The Company intervenes as an employability enabler by bridging the gap between the demand for and availability of vocational training programmes for youth. These programmes are designed to train youth for entry-level positions in the organised sector. The objective is to convert the potential talent pool into a trained and readily employable force. In 2012-13, nearly 2200 youth were trained in various vocational trades across locations with 597 of them finding immediate gainful employment.
- In-house employability programmes: These programmes utilise its pool of in-house resource persons and offer training on vocational trades such as site safety supervision, motor driving, construction training, assorted training programmes, IT based trainings and technical training.
- Linking youth to external employability programmes: The Company partners with Indian Hotels, PRATHAM, Anudip Foundation, PanIIT Alumni Reach for India (PARFI), Aide-et-Action and TBSS (Tata Business Support Service) to run employability training programmes for the youth.
- In 2012-13 Tata Steel set up an Industrial Training Centre at Tamar in partnership with the Government of Jharkhand and NTTF (Nettur Technical Training Foundation). The institute offers two-year vocational courses in Fitter and Electrician trades.
- In Odisha the Company inaugurated a new training centre ‘Prerana’ to impart Modular Employable Skills to youth from relocated families. The training centre has been set up to up-skill illiterate and semiliterate persons.

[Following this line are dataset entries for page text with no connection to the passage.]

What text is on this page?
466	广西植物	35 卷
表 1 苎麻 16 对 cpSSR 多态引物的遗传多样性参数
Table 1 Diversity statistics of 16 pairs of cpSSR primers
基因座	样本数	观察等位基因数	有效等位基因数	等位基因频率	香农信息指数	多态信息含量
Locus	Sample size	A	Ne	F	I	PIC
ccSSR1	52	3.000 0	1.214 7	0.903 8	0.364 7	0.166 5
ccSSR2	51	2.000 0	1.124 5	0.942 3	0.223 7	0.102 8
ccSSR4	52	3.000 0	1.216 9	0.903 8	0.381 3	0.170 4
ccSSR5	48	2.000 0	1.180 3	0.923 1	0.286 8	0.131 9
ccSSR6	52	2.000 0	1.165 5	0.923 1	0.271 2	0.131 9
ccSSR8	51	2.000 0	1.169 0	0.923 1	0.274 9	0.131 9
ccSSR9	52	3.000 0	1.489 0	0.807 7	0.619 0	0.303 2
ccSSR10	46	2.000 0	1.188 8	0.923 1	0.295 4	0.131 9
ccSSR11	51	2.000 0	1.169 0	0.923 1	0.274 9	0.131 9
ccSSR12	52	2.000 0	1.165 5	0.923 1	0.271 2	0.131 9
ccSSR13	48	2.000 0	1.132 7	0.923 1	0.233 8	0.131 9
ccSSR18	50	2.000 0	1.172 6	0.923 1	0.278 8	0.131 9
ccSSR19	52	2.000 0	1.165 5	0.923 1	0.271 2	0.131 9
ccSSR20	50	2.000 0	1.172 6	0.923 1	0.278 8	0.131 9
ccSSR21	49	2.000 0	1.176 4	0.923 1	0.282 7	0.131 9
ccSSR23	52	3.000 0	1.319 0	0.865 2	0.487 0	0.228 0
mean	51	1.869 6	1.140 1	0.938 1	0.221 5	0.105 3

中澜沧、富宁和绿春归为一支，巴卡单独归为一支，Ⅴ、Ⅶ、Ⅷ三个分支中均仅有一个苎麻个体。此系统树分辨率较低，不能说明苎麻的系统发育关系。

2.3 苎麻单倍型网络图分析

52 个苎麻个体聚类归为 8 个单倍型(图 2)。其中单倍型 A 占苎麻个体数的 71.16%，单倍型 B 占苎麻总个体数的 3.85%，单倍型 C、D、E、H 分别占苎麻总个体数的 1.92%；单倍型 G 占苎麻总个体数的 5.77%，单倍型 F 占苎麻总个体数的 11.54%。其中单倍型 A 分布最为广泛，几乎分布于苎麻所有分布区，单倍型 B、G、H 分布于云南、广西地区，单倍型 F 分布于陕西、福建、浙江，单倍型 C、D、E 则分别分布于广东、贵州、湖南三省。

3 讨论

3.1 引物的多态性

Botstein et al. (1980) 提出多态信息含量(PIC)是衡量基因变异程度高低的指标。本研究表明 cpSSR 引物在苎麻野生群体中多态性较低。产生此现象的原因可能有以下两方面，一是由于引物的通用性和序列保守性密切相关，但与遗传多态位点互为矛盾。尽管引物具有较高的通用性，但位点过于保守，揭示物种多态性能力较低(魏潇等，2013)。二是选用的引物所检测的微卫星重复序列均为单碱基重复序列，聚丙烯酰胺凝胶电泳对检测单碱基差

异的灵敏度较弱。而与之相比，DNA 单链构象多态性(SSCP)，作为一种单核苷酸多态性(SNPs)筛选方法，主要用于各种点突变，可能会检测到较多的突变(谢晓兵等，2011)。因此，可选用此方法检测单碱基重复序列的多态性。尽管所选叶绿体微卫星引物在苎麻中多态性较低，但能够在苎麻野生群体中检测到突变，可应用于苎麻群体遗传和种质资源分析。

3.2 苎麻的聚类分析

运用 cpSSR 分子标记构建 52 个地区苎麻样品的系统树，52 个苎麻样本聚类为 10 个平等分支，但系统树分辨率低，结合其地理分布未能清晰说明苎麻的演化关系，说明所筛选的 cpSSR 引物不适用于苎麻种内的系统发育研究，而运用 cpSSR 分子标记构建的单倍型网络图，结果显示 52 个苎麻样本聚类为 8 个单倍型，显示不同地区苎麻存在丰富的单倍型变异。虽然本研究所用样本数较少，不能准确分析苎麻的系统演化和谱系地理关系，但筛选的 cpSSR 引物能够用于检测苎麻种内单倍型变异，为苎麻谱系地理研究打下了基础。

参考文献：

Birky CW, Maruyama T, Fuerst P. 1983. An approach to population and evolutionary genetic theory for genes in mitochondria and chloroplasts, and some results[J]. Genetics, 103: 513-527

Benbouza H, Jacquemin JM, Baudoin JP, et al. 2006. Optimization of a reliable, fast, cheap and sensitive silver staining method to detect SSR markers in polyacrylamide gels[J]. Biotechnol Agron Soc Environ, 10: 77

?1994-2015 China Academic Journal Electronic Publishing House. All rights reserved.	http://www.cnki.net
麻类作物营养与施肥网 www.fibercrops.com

Tata Steel's initiatives in the direction of creating sustainable livelihood opportunities for small artisans and rural women include the recently launched 'Karigar - Okhai', a unique handicraft outlet in Jamshedpur. The outlet showcases a blend of traditional handicrafts from the eastern Indian state of Jharkhand and the western Indian state of Gujarat.
Inaugurated on June 20, 2014 by the Chief Guest Mr. Amitava Bakshi, Chief, Procurement, the outlet is a joint initiative between Tata Steel's Urban Services department and Tata Chemicals Society for Rural Development (TCSRD). It brings the best from both - the KARIGAR shop started by Urban Services, Tata Steelin 2002 in Jamshedpur housing handicraft items and the TCSRD's OKHAI brand name that provides income opportunities to over 350 women engaged in making colourful and aesthetically unique pieces of Appliqué Work.
A delight for handicraft lovers, 'Karigar - Okhai' is a perfect platform for artisans hailing from socially and economically marginalized communities to present their creativity and earn a livelihood.
The Urban Services Department at the Baridih Centre in Jamshedpur offers a host of vocational training programmes for the development of women, especially those from surrounding ‘bastis’ (urban settlements). The Centre offers skill-building vocational trainings on sewing and design embroidery, mehendi rachna, zari work, fabric painting and personal grooming. These trainings open a new pathway to economic self-reliance, arming these women with a new found skill to earn.
On May 9, 2014, Urban Services organised the Annual Convocation Ceremony of various Women Empowerment Programmes at the Centre. Mrs. Sunita Pathak, eminent community social worker, graced this occasion as the Chief Guest. Mr. R.S. Pandey - Sr. Manager, Urban Services, Mrs. Gurbari Hembram - Manager, Urban Services and members of the Baridih Community Centre also attended the programme. Mrs. Pathak appreciated the initiatives of the Urban Services Department under the Corporate Relations Division of Tata Steel and said that these initiatives empower women to become self-dependent.
90 certificates were distributed to successful students. The programme concluded with a cultural programme by the students. The programme ended with the vote of thanks by the Mr. R.S. Pandey, Sr. Manager, Urban Services, Tata Steel.